Ce jour-là, ma sœur et moi étions en route vers la maison de nos parents. La musique jouait doucement, on parlait de nos projets du week-end… Rien ne laissait présager ce qui allait suivre.

Puis, soudain, au loin, une silhouette. Un homme, planté en plein milieu de la chaussée. Je freine brusquement ; la voiture s’arrête dans un léger crissement de pneus.

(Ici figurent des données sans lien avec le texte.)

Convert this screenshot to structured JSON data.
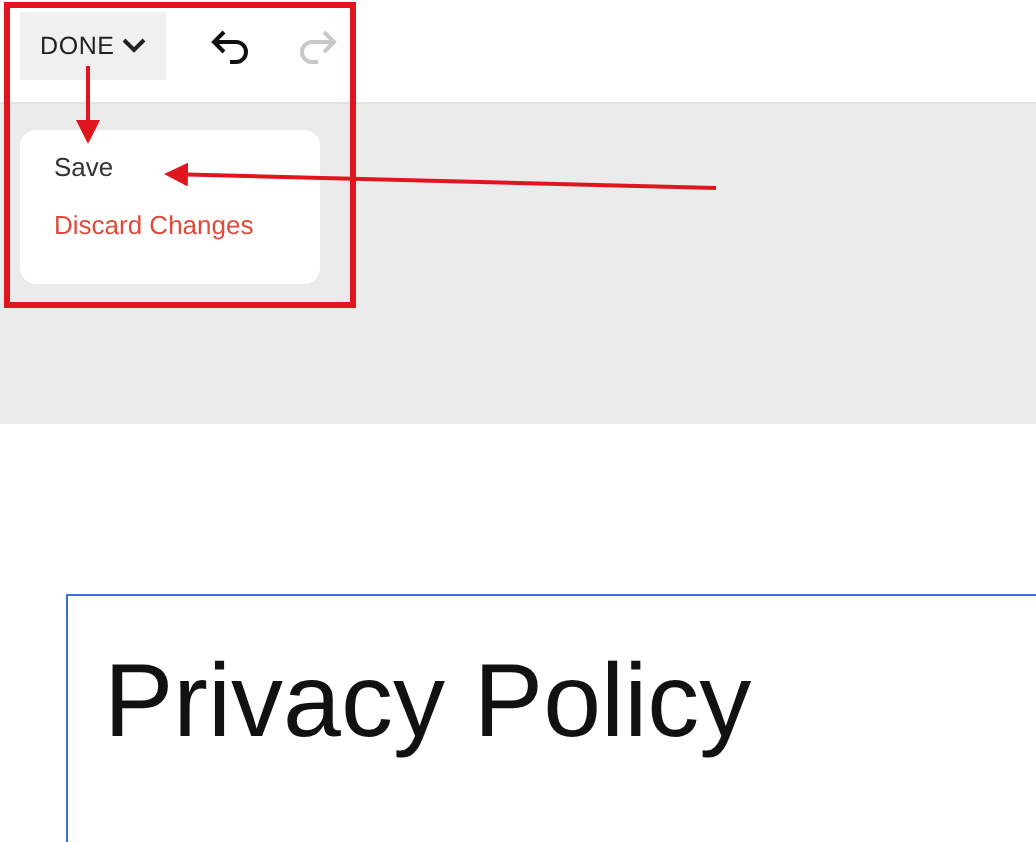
{
  "toolbar": {
    "done_button": {
      "label": "DONE"
    },
    "history": [
      {
        "kind": "undo",
        "disabled": false
      },
      {
        "kind": "redo",
        "disabled": true
      }
    ]
  },
  "done_menu": {
    "items": [
      {
        "label": "Save",
        "kind": "default"
      },
      {
        "label": "Discard Changes",
        "kind": "danger"
      }
    ]
  },
  "page": {
    "title": "Privacy Policy"
  }
}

Il reste immobile. Dos tourné, il semble attendre… quelque chose. Il doit avoir autour de la trentaine. Un silence étrange s’installe dans l’habitacle.

Lentement, il se retourne. Son regard se fixe sur nous, et un sourire se dessine sur ses lèvres. Mais pas un sourire chaleureux. Non… c’est un sourire qui glace, un sourire qui cache quelque chose.

Mon premier réflexe est de verrouiller toutes les portes. Mon téléphone est déjà dans ma main, prêt à composer le numéro d’urgence. Lui, il avance. Lentement. Toujours les yeux dans les nôtres. La route est vide, le monde semble s’être arrêté.

Ma sœur murmure :
— Regarde… ce qu’il tient…

Je baisse les yeux, et mon souffle se coupe. Dans sa main, il tient… un sac à main de femme.

Arrivé à ma hauteur, il me fait signe d’ouvrir la vitre. Je reste immobile.
— J’ai trouvé ce sac, dit-il d’une voix calme. Il n’est pas à vous ?

— Mais… pourquoi ce serait à nous ? — souffle ma sœur, incrédule.

Je ne réponds pas. Mon pied appuie sur l’accélérateur, et la voiture bondit en avant. Nous ne nous retournons pas.

Depuis ce jour, je me répète : n’ayez jamais honte de vous méfier. On vit dans un monde où un sourire peut cacher bien pire que de mauvaises intentions.

Trop de questions restent sans réponse. Et, au fond, je préfère ne jamais connaître la vérité.